Le procès de l’influenceuse Maya la Solution et de l’artiste Yama Sega s’est ouvert ce lundi 20 avril 2026 devant le tribunal de première instance de Mafanco. Cette audience intervient peu après leur comparution devant le parquet de Mafanco, qui a décidé de qualifier les faits de flagrant délit. Les deux femmes sont poursuivies pour des injures et menaces proférées via un système informatique.

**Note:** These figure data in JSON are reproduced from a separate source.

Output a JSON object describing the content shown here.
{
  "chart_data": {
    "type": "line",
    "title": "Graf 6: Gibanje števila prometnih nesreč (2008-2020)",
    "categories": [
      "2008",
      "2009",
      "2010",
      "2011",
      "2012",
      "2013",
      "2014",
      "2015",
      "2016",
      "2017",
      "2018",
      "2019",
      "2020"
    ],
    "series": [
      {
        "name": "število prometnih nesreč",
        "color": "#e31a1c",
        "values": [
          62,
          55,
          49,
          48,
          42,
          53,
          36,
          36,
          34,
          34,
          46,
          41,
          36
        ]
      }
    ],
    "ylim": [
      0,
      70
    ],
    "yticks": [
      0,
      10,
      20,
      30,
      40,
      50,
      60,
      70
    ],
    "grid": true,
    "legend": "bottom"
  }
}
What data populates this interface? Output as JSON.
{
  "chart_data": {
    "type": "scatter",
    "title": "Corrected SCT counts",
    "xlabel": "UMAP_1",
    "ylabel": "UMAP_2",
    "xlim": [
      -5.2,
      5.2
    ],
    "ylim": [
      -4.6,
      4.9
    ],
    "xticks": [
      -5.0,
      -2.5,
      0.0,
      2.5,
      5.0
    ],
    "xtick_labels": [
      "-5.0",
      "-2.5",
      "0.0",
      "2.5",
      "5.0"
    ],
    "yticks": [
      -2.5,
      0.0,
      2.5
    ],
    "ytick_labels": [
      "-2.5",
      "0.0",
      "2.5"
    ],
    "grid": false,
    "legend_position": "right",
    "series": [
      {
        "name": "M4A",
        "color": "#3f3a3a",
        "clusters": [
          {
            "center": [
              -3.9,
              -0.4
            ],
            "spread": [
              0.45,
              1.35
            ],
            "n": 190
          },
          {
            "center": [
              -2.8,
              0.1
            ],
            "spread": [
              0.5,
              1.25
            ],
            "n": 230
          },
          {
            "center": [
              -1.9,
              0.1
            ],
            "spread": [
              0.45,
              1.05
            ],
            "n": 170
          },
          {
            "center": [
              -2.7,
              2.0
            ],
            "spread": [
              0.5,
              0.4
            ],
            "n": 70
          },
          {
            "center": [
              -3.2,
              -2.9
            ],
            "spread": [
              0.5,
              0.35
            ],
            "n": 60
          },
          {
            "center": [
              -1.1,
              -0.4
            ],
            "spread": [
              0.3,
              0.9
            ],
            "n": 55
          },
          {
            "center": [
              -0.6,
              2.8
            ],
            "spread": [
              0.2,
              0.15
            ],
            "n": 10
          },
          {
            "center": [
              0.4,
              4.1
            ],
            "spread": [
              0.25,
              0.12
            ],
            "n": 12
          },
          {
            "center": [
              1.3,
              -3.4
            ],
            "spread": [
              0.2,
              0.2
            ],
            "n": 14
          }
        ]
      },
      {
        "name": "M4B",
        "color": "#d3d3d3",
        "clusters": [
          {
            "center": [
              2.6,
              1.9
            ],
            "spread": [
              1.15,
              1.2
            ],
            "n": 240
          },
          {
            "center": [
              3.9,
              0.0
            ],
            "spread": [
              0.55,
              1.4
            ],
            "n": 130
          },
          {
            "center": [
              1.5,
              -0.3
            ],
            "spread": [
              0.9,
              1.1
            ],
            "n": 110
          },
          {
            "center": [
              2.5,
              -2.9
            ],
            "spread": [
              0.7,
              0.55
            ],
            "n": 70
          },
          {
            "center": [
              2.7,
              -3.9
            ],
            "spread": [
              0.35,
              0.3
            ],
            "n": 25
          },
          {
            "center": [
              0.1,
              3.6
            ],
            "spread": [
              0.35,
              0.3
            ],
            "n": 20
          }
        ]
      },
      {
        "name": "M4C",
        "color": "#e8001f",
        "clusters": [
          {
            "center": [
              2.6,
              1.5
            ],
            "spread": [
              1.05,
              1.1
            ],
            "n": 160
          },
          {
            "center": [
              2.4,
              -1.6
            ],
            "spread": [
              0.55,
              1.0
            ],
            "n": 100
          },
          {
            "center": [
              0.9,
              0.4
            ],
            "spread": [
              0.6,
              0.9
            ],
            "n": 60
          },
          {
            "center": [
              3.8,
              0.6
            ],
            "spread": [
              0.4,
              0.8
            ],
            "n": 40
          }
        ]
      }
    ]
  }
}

Le ministère public, représenté par Ibrahima Kanfory Camara, a requis une peine de deux ans d’emprisonnement avec sursis à l’encontre de chacune des prévenues, accompagnée d’une amende de 30 millions de francs guinéens.Dans ses réquisitions, le parquet a dénoncé des faits jugés « impensables et inimaginables », estimant qu’ils ont profondément choqué l’opinion publique.
Le représentant du ministère public a exprimé son indignation face à l’usage des réseaux sociaux, qu’il considère comme un espace de dérive pour certains utilisateurs. Il a notamment souligné que les propos incriminés, diffusés en direct, restent difficiles à effacer et portent atteinte à l’image ainsi qu’à la dignité du pays. Il a également insisté sur le rôle social de la femme, qu’il a qualifiée d’éducatrice, estimant que les prévenues auraient dû promouvoir des messages constructifs plutôt que de tenir des propos injurieux et choquants.
Concernant les excuses présentées par les deux accusées, le parquet les a jugées peu convaincantes, affirmant qu’elles avaient reconnu les faits et s’étaient « fait justice elles-mêmes ». Il a ainsi demandé au tribunal de les déclarer coupables et de prononcer les peines requises.Aux alentours de 16 heures, la défense a pris la parole.
Représentées par Me Paul Yomba Kourouma, les deux prévenues ont sollicité la clémence du tribunal.